A importância da leitura e da escrita se revela a partir dos usos e dos valores que a
mesma adquirira na sociedade. A interpretação de texto é um importante
instrumento para a libertação do indivíduo e a leitura deve trabalhar concepções de
mundo e de problemáticas atuais, cujo conhecimento e reflexão podem contribuir
para construção de uma escola voltada para a cidadania.

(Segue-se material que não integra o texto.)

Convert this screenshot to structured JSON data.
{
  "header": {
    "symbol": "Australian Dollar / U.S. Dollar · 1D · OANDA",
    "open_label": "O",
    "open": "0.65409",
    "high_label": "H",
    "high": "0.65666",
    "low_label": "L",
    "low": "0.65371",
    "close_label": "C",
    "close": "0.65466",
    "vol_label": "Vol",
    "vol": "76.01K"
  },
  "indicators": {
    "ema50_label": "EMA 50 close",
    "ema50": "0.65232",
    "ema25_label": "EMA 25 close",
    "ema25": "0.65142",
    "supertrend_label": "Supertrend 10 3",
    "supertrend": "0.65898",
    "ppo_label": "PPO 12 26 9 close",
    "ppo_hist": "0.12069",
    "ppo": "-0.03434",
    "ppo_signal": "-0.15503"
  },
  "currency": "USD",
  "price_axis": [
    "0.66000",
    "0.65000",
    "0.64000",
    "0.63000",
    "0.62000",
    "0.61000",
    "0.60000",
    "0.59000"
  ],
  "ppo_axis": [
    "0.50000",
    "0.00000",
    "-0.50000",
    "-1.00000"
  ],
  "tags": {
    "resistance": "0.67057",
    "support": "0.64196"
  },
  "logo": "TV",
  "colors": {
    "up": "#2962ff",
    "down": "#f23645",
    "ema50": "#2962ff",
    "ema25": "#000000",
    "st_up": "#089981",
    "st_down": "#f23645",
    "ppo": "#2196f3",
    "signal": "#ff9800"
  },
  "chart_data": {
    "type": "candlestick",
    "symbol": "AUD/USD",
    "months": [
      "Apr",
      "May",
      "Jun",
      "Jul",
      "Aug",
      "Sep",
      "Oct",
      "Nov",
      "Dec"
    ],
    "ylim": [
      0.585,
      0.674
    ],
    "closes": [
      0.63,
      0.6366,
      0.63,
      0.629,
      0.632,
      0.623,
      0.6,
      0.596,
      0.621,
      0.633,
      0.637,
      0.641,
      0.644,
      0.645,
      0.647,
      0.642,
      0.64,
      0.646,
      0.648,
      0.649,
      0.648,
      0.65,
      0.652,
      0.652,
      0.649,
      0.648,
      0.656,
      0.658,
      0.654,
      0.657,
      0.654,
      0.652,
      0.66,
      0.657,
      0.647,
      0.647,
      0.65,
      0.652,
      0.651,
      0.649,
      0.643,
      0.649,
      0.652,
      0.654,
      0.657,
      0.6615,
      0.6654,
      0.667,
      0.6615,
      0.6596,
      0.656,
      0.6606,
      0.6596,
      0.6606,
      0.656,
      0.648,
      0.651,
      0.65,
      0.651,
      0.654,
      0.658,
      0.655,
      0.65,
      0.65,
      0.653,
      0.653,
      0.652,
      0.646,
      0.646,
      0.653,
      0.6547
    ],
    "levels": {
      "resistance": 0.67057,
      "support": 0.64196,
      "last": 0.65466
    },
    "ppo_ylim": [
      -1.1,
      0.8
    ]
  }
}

O ato de ler além de possibilitar o leitor compreender a significação da obra do autor
interfere em seu grau de conhecimento e em suas experiências anteriores, além
disso, quanto mais informação tiver sobre o que vai ler, maiores são as
possibilidades de alcançar a compreensão podendo, assim, mudar a sua
interpretação de acordo com seus objetivos e necessidades.
Os professores, no dia-a-dia da sala de aula, devem desenvolver através dos
diversos meios e recursos, o hábito da leitura na criança, pois assim estará
contribuindo para a formação de um cidadão crítico e capaz de entender e
transformar o mundo no qual está inserido. Nessa perspectiva, este artigo tem por
objetivo demonstrar a importância da leitura do mundo antes da leitura das palavras
para os alunos enquanto sujeitos da aprendizagem.
Os procedimentos metodológicos são fundamentados na metodologia Chizzotti
(2001) pesquisa descritiva, que expõe as características de determinada população
ou fenômeno, ou seja, a leitura do mundo antes da leitura das palavras. E
bibliográfica na medida em que o aprofundamento e o foco da análise foram
desenvolvidos com base em livros, revistas, teses, dissertações e artigos que
fundamentem cientificamente o que se pretende estudar.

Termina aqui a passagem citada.